CFO warns delayed grant reimbursements are creating a cash-flow risk

Petersburg City Public Schools Board of Education · September 17, 2025
AI-Generated Content: All content on this page was generated by AI to highlight key points from the meeting. For complete details and context, we recommend watching the full video. so we can fix them.

Summary

Chief Financial Officer Matthias Graywood told the board the district has $2.6 million in submitted grant reimbursements awaiting approval and noted roughly $3.4 million appeared as a variance in instruction; he described strained reimbursements as a historical process issue being addressed to avoid cash-flow problems.

Matthias Graywood, the school division’s chief financial officer, presented the monthly budget update as of Aug. 31, 2025 and flagged a grants reimbursements problem that he described as a growing cash-flow issue.

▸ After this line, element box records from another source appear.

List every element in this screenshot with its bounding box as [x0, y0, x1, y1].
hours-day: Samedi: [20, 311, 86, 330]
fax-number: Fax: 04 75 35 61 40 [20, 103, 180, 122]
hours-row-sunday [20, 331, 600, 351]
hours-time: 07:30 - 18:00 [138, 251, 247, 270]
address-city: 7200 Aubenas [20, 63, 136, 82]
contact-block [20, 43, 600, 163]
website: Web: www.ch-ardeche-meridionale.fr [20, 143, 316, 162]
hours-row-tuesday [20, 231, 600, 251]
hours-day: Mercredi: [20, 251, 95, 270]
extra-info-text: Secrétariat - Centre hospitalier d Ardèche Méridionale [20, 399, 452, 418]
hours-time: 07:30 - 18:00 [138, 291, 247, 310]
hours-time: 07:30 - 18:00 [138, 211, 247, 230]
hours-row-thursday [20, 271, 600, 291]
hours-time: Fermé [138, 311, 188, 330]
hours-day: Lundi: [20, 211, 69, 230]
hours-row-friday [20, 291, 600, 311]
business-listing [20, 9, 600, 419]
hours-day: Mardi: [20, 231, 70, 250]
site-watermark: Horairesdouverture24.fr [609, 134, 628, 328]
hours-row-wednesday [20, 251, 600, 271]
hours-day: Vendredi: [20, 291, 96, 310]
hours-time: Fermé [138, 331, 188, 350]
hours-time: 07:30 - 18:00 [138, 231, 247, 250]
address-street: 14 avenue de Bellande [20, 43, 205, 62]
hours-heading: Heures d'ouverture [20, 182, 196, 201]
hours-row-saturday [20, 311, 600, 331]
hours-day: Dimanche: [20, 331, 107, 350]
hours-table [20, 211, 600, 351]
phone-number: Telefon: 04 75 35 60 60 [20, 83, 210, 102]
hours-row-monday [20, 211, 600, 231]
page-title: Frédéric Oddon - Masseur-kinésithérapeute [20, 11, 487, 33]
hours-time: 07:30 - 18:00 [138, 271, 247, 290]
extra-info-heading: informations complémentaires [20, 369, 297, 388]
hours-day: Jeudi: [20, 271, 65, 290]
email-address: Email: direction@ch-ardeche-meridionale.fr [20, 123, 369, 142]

Graywood reported the general fund FY26 budget at $70,490,000 with roughly $13,300,000 spent to date (about 19%). On grants, he said the division had submitted approximately $2,600,000 in reimbursements to the Virginia Department of Education that remain in the pipeline and noted a roughly $3,400,000 variance in instruction appearing as a shortfall tied to reimbursements. "We've spent money to the tune of, you know, 3,000,000 or so, and we haven't gotten it back," Graywood said, adding that reimbursements should typically clear within about 45 days but had been delayed for months.

Graywood said the delay stems from restructuring internal grant processes and a historical lack of prioritized fiscal follow-through, not from noncompliance. He said staff have put new processes in place to ensure monthly reimbursements resume and pledged to update the board monthly until the reimbursements are caught up.

Board members sought clarification on whether the situation was due to compliance issues or timing; Graywood said the records are in compliance and the problem is primarily processing and prioritization at the fiscal side. He emphasized that, while the current state does not yet endanger operations, the lag could create operational strain if spending rises or if reimbursements remain delayed.